The Audio projects
LAMP stands for Levente's Audio Amplifier. This project intends to replace my old Quad405 amplifiers. After all I was happy with it, but after 10 years, I realized that it doesn't sounded good. So I browsed the Internet, and studied lots of circuits, but non of them was good enough. I started to design my own amplifier.
This isn't tries to be a high-end amplifier. I wanted to build something better then the Quad405.
So what is wrong with the Quad405 anyways?
- The bridge will never ever perfect.
- There are two amplifiers in it. You can hear the sound when the Class-B starts to take over the Class-A
- The OPA
So the problem is the crossover distortion. The solution in the Quad405 is to have two amplifiers. A Class-A amplifier a Class-B amplifier. Basically, the Class-A has two purpose:
- To drive the class-B
- When the signal is too low for the class-B, to provide audio output.
Among others, I think this approach is bad, because the speaker will see two different drives.
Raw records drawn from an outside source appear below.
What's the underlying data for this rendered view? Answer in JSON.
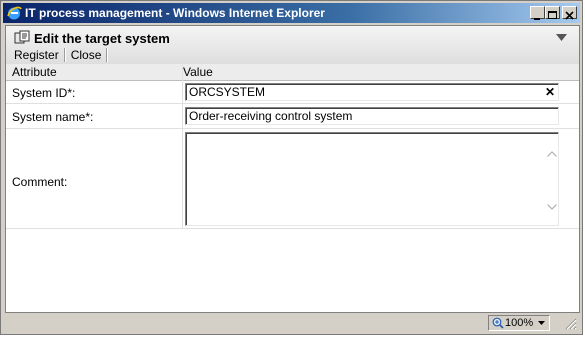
{
  "window": {
    "title": "IT process management - Windows Internet Explorer"
  },
  "header": {
    "title": "Edit the target system"
  },
  "toolbar": {
    "register_label": "Register",
    "close_label": "Close"
  },
  "table": {
    "col_attribute": "Attribute",
    "col_value": "Value"
  },
  "fields": {
    "system_id": {
      "label": "System ID*:",
      "value": "ORCSYSTEM"
    },
    "system_name": {
      "label": "System name*:",
      "value": "Order-receiving control system"
    },
    "comment": {
      "label": "Comment:",
      "value": ""
    }
  },
  "statusbar": {
    "zoom": "100%"
  }
}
The solution is simple. Eliminate the Class-B amplifier, and use only a high power, Class-A amplifier. Well sort of. I don't want to drive my circuits in Class-A, but I set them to operate at high base current. So each output semiconductor is open at the same time. And of course, I use quality components. In the other hand, my design is not an insane design. I don't use military components. However, I want to avoid capacitors wherever I can.
Despite the 10 output transistor pairs, this is NOT intended to be a 1kW amplifier. I want to output 5 amps only.
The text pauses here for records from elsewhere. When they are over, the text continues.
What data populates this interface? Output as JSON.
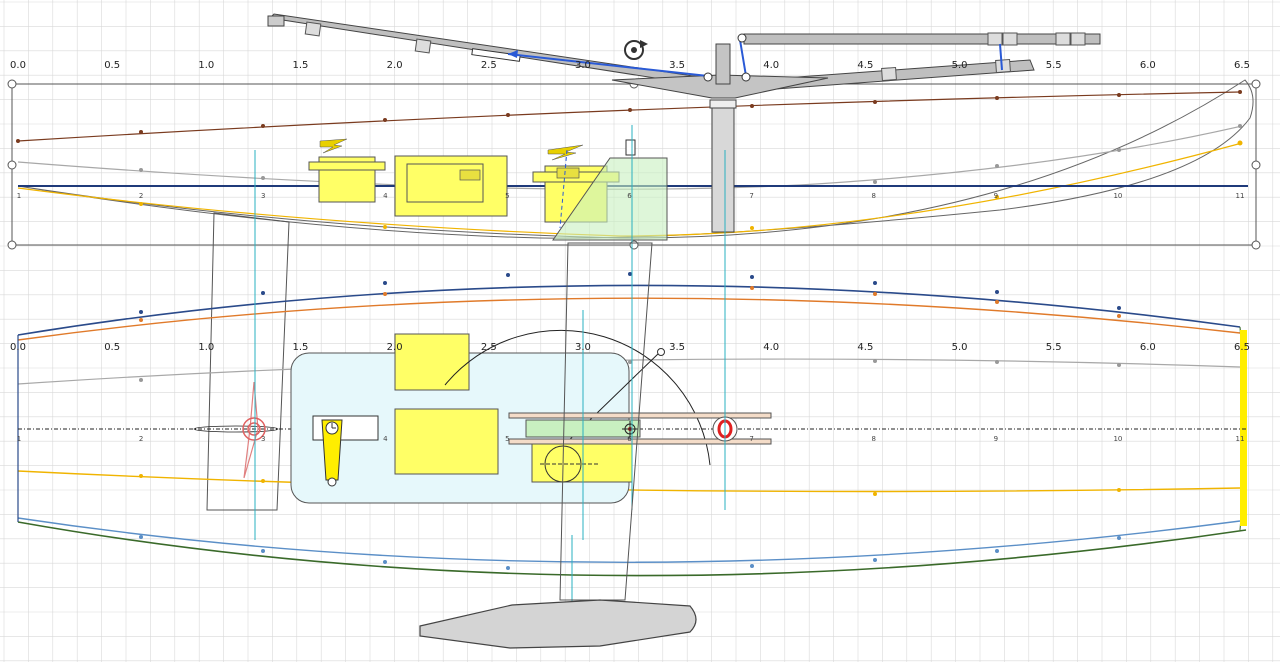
{
  "ruler_labels": [
    "0.0",
    "0.5",
    "1.0",
    "1.5",
    "2.0",
    "2.5",
    "3.0",
    "3.5",
    "4.0",
    "4.5",
    "5.0",
    "5.5",
    "6.0",
    "6.5"
  ],
  "station_labels": [
    "1",
    "2",
    "3",
    "4",
    "5",
    "6",
    "7",
    "8",
    "9",
    "10",
    "11"
  ],
  "colors": {
    "grid": "#d9d9d9",
    "sheer": "#7a3b1f",
    "deck_grey": "#a8a8a8",
    "waterline": "#1f3a7a",
    "keel_yellow": "#f0b400",
    "side_navy": "#2a4a8a",
    "side_orange": "#e07a2a",
    "chine_blue": "#5b8fc7",
    "keel_green": "#3a6a2a",
    "component_yellow": "#ffff66",
    "tray_cyan": "#e6f8fb",
    "rig_grey": "#bfbfbf",
    "rig_blue": "#2a5ad6",
    "red": "#e02020",
    "cyan_line": "#2ab0c0"
  },
  "icons": [
    "rotate-icon",
    "lightning-icon",
    "propeller-icon",
    "target-icon",
    "servo-arm-icon"
  ]
}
The version 1 of the amplifier.
In the meanwhile, I mounted the power transistors, and tested the amplifier, and it works good.
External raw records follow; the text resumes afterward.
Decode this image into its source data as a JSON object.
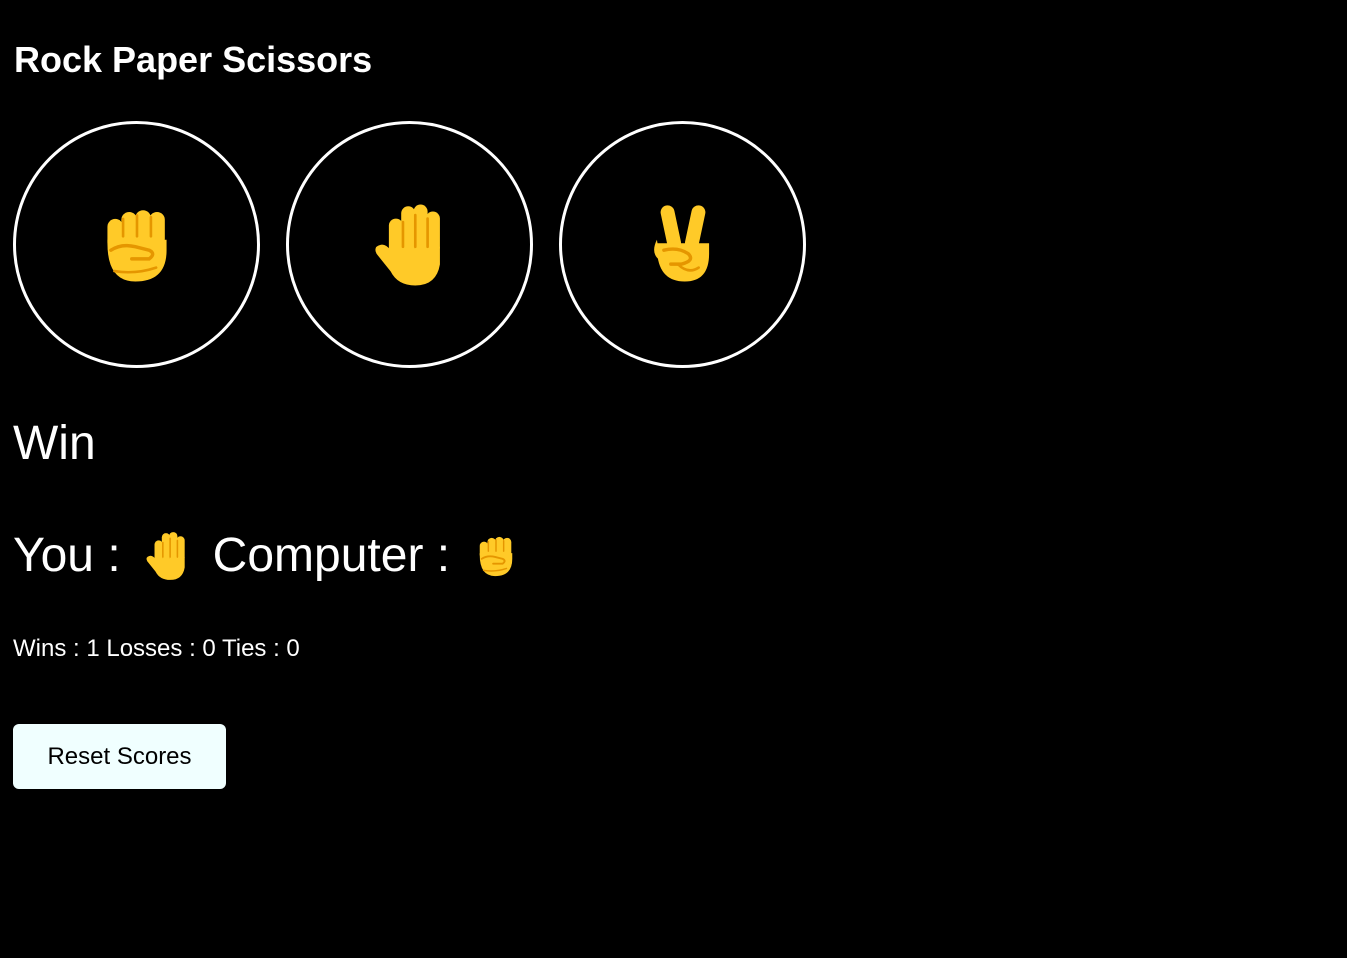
{
  "app": {
    "title": "Rock Paper Scissors"
  },
  "choices": [
    {
      "name": "rock",
      "icon": "raised-fist-icon"
    },
    {
      "name": "paper",
      "icon": "raised-hand-icon"
    },
    {
      "name": "scissors",
      "icon": "victory-hand-icon"
    }
  ],
  "result": {
    "text": "Win"
  },
  "moves": {
    "you_label": "You :",
    "you_icon": "raised-hand-icon",
    "computer_label": "Computer :",
    "computer_icon": "raised-fist-icon"
  },
  "score": {
    "text": "Wins : 1 Losses : 0 Ties : 0",
    "wins": 1,
    "losses": 0,
    "ties": 0
  },
  "reset_button": {
    "label": "Reset Scores"
  },
  "colors": {
    "background": "#000000",
    "text": "#ffffff",
    "emoji_yellow": "#FFCA28",
    "emoji_shade": "#E59600",
    "button_bg": "#F0FFFF"
  }
}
Some video of the first debug session.
The lamp is connected serial to the mains. This is the cheapest way to monitor mains current, and protect the circuit if something goes wrong.
This version is in the design phase. There are several modifications to the v1. That includes
- The input transistors are dual transistors to increase symmetry,
- The current generators are precision types,
- The voltage amplifier uses a darlington circuit,
- The currents are recalculated. Higher currents are flowing at the input, and the voltage amplifier stage,
- The output has only one transistor pair,
- The PCB is designed to accommodate MOSFETs as output semiconductors.
You can grab the schematic of the amplifier.
Tests I'm going to do with the amplifier.
- Short C105/C107. The amplifier now has DC gain equal to AC gain. With the capacitors, we have DC gain = 1. (to eliminate C105 and C107)
- Adjust RV101 to have zero offset.
- Test the amplifier with MOSFETs. I want to try for the first time HEXFETs. I know they are not for audio.
Also, a speaker protector circuit is designed.
The protector circuit blocks pops created by power supply transients. This happens when the amplifier is switched on and off. The circuit also provides soft start for the main transformers by introducing a serial resistor network. After certain amount of time, the resistor network is shorted.
There are three timers
- Mains timer, about 20ms
- Soft start timer, about 2s
- Speaker protector timer, about 2s
The circuit uses the NE555 derivatives for timings.
You can grab the schematic of the protector circuit.
You can connect up to three mains transformer to the circuit. The relays for switching the speaker to the amplifier, are located at the amplifier board.
The circuit also provides DC output for external low power devices. I'm thinking of integrating a SBC in the amplifier, so it can turn it to a networked media player.